Elle est à la radio, face au micro. Elle allume des bougies autour de ses notes, en cercle, comme pour une messe. Sa voix enveloppante, récurrente mélopée, écho poétique répétant sur le mode littéraire les scènes marquantes, nous suivra tout au long du film : à travers elle, Patrick Chamoiseau raconte « la fabuleuse histoire d’une ville », St Pierre, à l’époque où la biguine s’est emparée d’elle. Le rite est nécessaire car c’est bien de possession qu’il s’agit : comment cette musique a-t-elle pu faire ainsi vibrer St Pierre jusqu’au drame de ce petit matin de mai 1902 où « la montagne devint une foudre » ? Image leitmotiv, la montagne-volcan menace les changements à l’uvre dans la société des hommes comme pour les pousser à aller jusqu’au bout, jusqu’à les obliger à fuir sous les cendres. Une force tellurique les domine mais ils s’en nourrissent jusqu’à pouvoir exprimer et magnifier ce qu’ils sont, « le magma antillais », prêt à exploser en de nouvelles expressions charriant tout ce qu’il a ravalé dans la douleur et attendu dans le silence de pouvoir enfin crier. La Montagne Pelée oblige cette ville aux mystérieux mariages des contraires. Mais elle les condamnera aussi à renaître, pour perpétuer les noces en d’autres lieux.

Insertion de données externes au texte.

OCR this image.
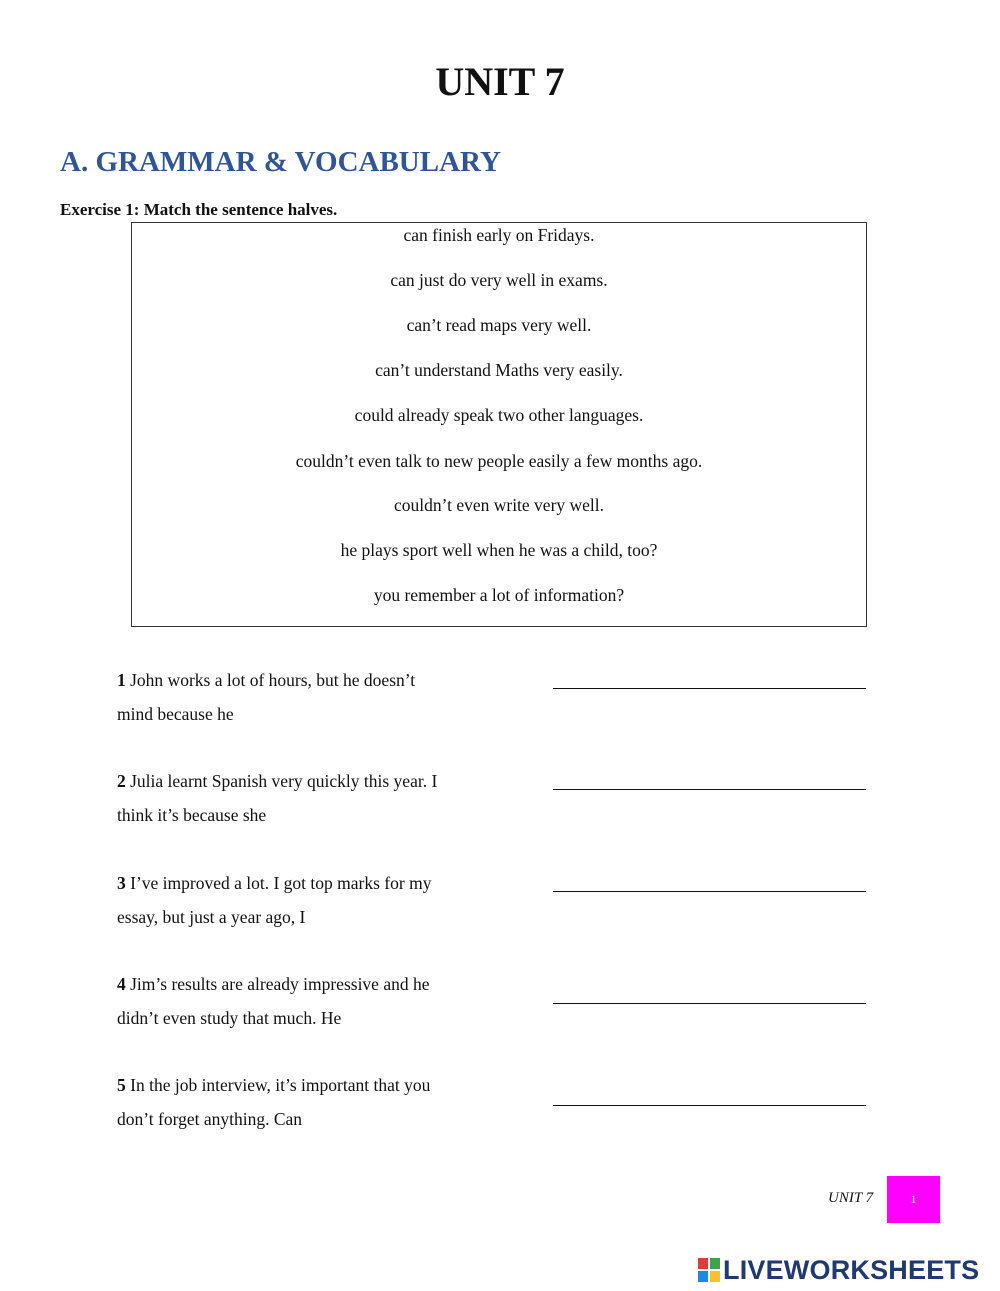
UNIT 7
A. GRAMMAR & VOCABULARY
Exercise 1: Match the sentence halves.
can finish early on Fridays.
can just do very well in exams.
can’t read maps very well.
can’t understand Maths very easily.
could already speak two other languages.
couldn’t even talk to new people easily a few months ago.
couldn’t even write very well.
he plays sport well when he was a child, too?
you remember a lot of information?
1 John works a lot of hours, but he doesn’t
mind because he
2 Julia learnt Spanish very quickly this year. I
think it’s because she
3 I’ve improved a lot. I got top marks for my
essay, but just a year ago, I
4 Jim’s results are already impressive and he
didn’t even study that much. He
5 In the job interview, it’s important that you
don’t forget anything. Can
UNIT 7	1
LIVEWORKSHEETS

Car ce jeune couple de musiciens qui débarque de leur village avec flûte, tambour et chansons traditionnelles du Bèlè, pourtant si belles quand elles se mêlent au bruit des vagues sur le sable, se heurte à la nouvelle mode métropolitaine : polkas, grandes valses, mazurkas jouées au piano, au banjo et au violon, et surtout à la clarinette
Tiquitaque restant sourd aux accents nouveaux, ils se voient condamnés à « rôdailler » ou trimer pour les Békés dans « ce pays dominé ». Mais Hermansia sera toujours la clairvoyante, intuition féminine aidant : elle économise dur pour lui acheter une clarinette. Il faudra bien qu’il s’y mette s’il ne veulent pas perpétuer leur esclavage. Et les voilà qui jouent et chantent dans les fêtes des nantis. Gagnant quelques sous, ils peuvent sortir au théâtre municipal et voir de l’opérette. Les Créoles en rient en un ballet chaloupé puis s’en vont, eux restent et s’imbibent de ces airs d’ailleurs.
La magie du syncrétisme opère sans qu’ils s’en rendent compte : le tambour est encore en eux tandis qu’ils font l’apprentissage des nouvelles musiques. La « créolisation », heureuse fusion, sera leur succès dans les bastringues où tous se déchaînent en danse et en sueurs : la biguine devient « une autre divinité pour protéger la ville ». Les Antilles font danser le monde. Hermansia trouve les mots, elle « parole » dans ce « nouveau langage annonciateur d’un autre monde », ce français créole qui s’oppose au français d’école. Tiquitaque renforce les rythmes, ajoutant le swing du bel-air aux mélodies normées. Hermansia chronique « les histoires secrètes et cachées », persifle la politique. Tiquitaque « mélancombine » les rythmes et tous doivent danser.
C’est plus fort qu’eux : le mythe nous dit qu’on y résistait pas. Il fallait que la ville qui résonne des musiques au point d’être elle-même instrument soit au diapason. Les soleils couchants se succèdent et les lunes éclairent les nuits endiablées, les bateaux se détachent en contre-jour sur une mer étoilée, les bougies de Vermeer sont convoquées pour contempler les clair-obscurs
C’est bien sûr un peu beaucoup de chromos, c’est un peu sage et pas très charnel pour une musique aussi spirituelle, mais c’est la noble tentative de Deslauriers pour évoquer le tragique de ce destin créole par ces « choses éparses, déjetées, reconstruites qui tissent une miroitante mémoire » (Chamoiseau, dans « L’esclave vieil homme et le molosse »). Car cette « embellie de sourire » s’est éteinte sur « le flanc d’une montagne-volcan » : plus la musique de résistance se libère, plus le drame moderne se tisse, jusqu’à la déflagration finale qui ne laissera que les ruines où s’impose le silence. Où est passée l’énergie de la biguine ? Ils sont encore là : les fantômes d’Hermansia et Tiquitaque n’ont jamais cessé de danser. « Ils vivent maintenant en moi » : la narratrice peut éteindre les bougies, le rituel a ravivé la mémoire, et la mémoire est dignité.
On se demande alors, lorsque se tait la conteuse, si c’est la musique ou Chamoiseau qui parlait. Il serait dommage de bouder une telle partition.